The ACR showed a U shaped mortality curve in patients with underlying diabetes. These findings recommend that an unbalance among the acute glycaemia at admission and the chronic metabolic control exhibited greater mortality rates, adding a superior prognostic value than each component alone. By difference, hyperglycaemia at admission was correlated with a greater inflammation status and poor extremity results.

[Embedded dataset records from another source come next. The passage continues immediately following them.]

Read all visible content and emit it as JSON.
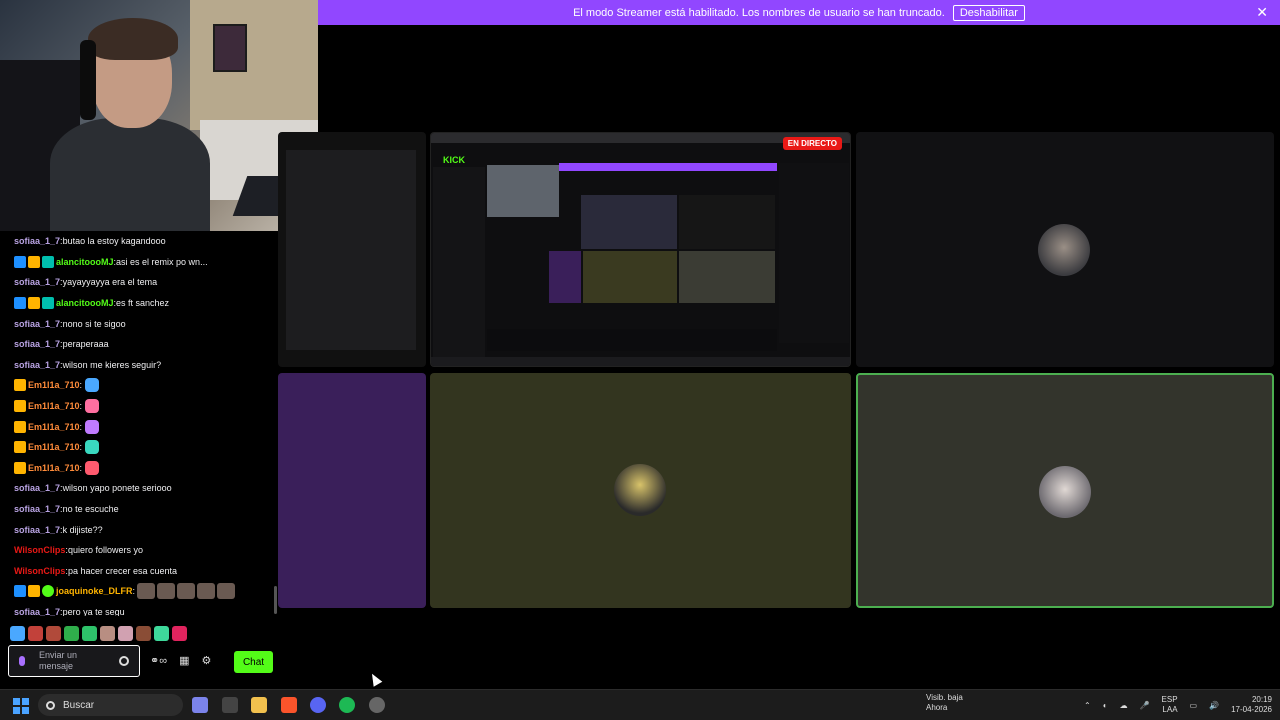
{
  "banner": {
    "text": "El modo Streamer está habilitado. Los nombres de usuario se han truncado.",
    "button": "Deshabilitar",
    "close": "✕"
  },
  "chat": {
    "messages": [
      {
        "user": "sofiaa_1_7",
        "color": "#b9a3e3",
        "text": "butao la estoy kagandooo",
        "badges": []
      },
      {
        "user": "alancitoooMJ",
        "color": "#53fc18",
        "text": "asi es el remix po wn...",
        "badges": [
          "b1",
          "b2",
          "b3"
        ]
      },
      {
        "user": "sofiaa_1_7",
        "color": "#b9a3e3",
        "text": "yayayyayya era el tema",
        "badges": []
      },
      {
        "user": "alancitoooMJ",
        "color": "#53fc18",
        "text": "es ft sanchez",
        "badges": [
          "b1",
          "b2",
          "b3"
        ]
      },
      {
        "user": "sofiaa_1_7",
        "color": "#b9a3e3",
        "text": "nono si te sigoo",
        "badges": []
      },
      {
        "user": "sofiaa_1_7",
        "color": "#b9a3e3",
        "text": "peraperaaa",
        "badges": []
      },
      {
        "user": "sofiaa_1_7",
        "color": "#b9a3e3",
        "text": "wilson me kieres seguir?",
        "badges": []
      },
      {
        "user": "Em1l1a_710",
        "color": "#ff8c3a",
        "text": "",
        "badges": [
          "b2"
        ],
        "emote": "#4aa8ff"
      },
      {
        "user": "Em1l1a_710",
        "color": "#ff8c3a",
        "text": "",
        "badges": [
          "b2"
        ],
        "emote": "#ff6fa0"
      },
      {
        "user": "Em1l1a_710",
        "color": "#ff8c3a",
        "text": "",
        "badges": [
          "b2"
        ],
        "emote": "#c07bff"
      },
      {
        "user": "Em1l1a_710",
        "color": "#ff8c3a",
        "text": "",
        "badges": [
          "b2"
        ],
        "emote": "#3ad8c0"
      },
      {
        "user": "Em1l1a_710",
        "color": "#ff8c3a",
        "text": "",
        "badges": [
          "b2"
        ],
        "emote": "#ff5a6e"
      },
      {
        "user": "sofiaa_1_7",
        "color": "#b9a3e3",
        "text": "wilson yapo ponete seriooo",
        "badges": []
      },
      {
        "user": "sofiaa_1_7",
        "color": "#b9a3e3",
        "text": "no te escuche",
        "badges": []
      },
      {
        "user": "sofiaa_1_7",
        "color": "#b9a3e3",
        "text": "k dijiste??",
        "badges": []
      },
      {
        "user": "WilsonClips",
        "color": "#e91916",
        "text": "quiero followers yo",
        "badges": []
      },
      {
        "user": "WilsonClips",
        "color": "#e91916",
        "text": "pa hacer crecer esa cuenta",
        "badges": []
      },
      {
        "user": "joaquinoke_DLFR",
        "color": "#ffb400",
        "text": "",
        "badges": [
          "b1",
          "b2",
          "b4"
        ],
        "faces": 5
      },
      {
        "user": "sofiaa_1_7",
        "color": "#b9a3e3",
        "text": "pero ya te segu",
        "badges": []
      }
    ],
    "input_placeholder": "Enviar un mensaje",
    "send_label": "Chat"
  },
  "stream": {
    "live_label": "EN DIRECTO",
    "kick_logo": "KICK"
  },
  "taskbar": {
    "search_placeholder": "Buscar",
    "weather_title": "Visib. baja",
    "weather_sub": "Ahora",
    "lang_top": "ESP",
    "lang_bottom": "LAA",
    "time": "20:19",
    "date": "17-04-2026"
  },
  "colors": {
    "accent_purple": "#9147ff",
    "kick_green": "#53fc18",
    "speaking_border": "#4caf50"
  }
}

Inside CKD: Modelling the Clinical and Economic Impact of Routine Screening for Albuminuria in People with Type 2 Diabetes
In patients with type 2 diabetes (T2D), early detection of chronic kidney disease (CKD) followed by guideline-recommended interventions is key to slowing CKD development; however adherence to screening recommendations is negligible. Inside CKD models the global burden of CKD by country-specific, patient-level microsimulation models. Power A, presented a study in a session at Virtual EASD Annual Meeting 2021 on 29th September 2021 which modelled the impacts of targeted implementation of urine albumin:creatinine ratio (UACR) estimation and interference in patients with T2D.
The Inside CKD microsimulation was used to model the effect of estimating UACR in routine primary care visits with consecutive intervention in patients with T2D aged ≥ 45 years with a range of kidney functions as compared to current practice. Published country-specific data on demographics, CKD (albuminuria and estimated glomerular filtration rate status), T2D, comorbidities and complications was used to construct the virtual populations.
Preliminary data for 3 countries exhibited that the estimation of UACR with conscutive intervention in patients with T2D would inhibit CKD development to stages 3b to 5 in 164 739 patients in the UK, 964 121 in the US and 156 482 in Canada from 2020 to 2026. correlated cost savings would be £0.14B, US$13.81B and C$2.34B. Furthermore countries will be examined.
Routine UACR estimation with consecutive intervention could prospectively decrease the global burden of CKD and healthcare costs in patients with T2D and enhance patient results.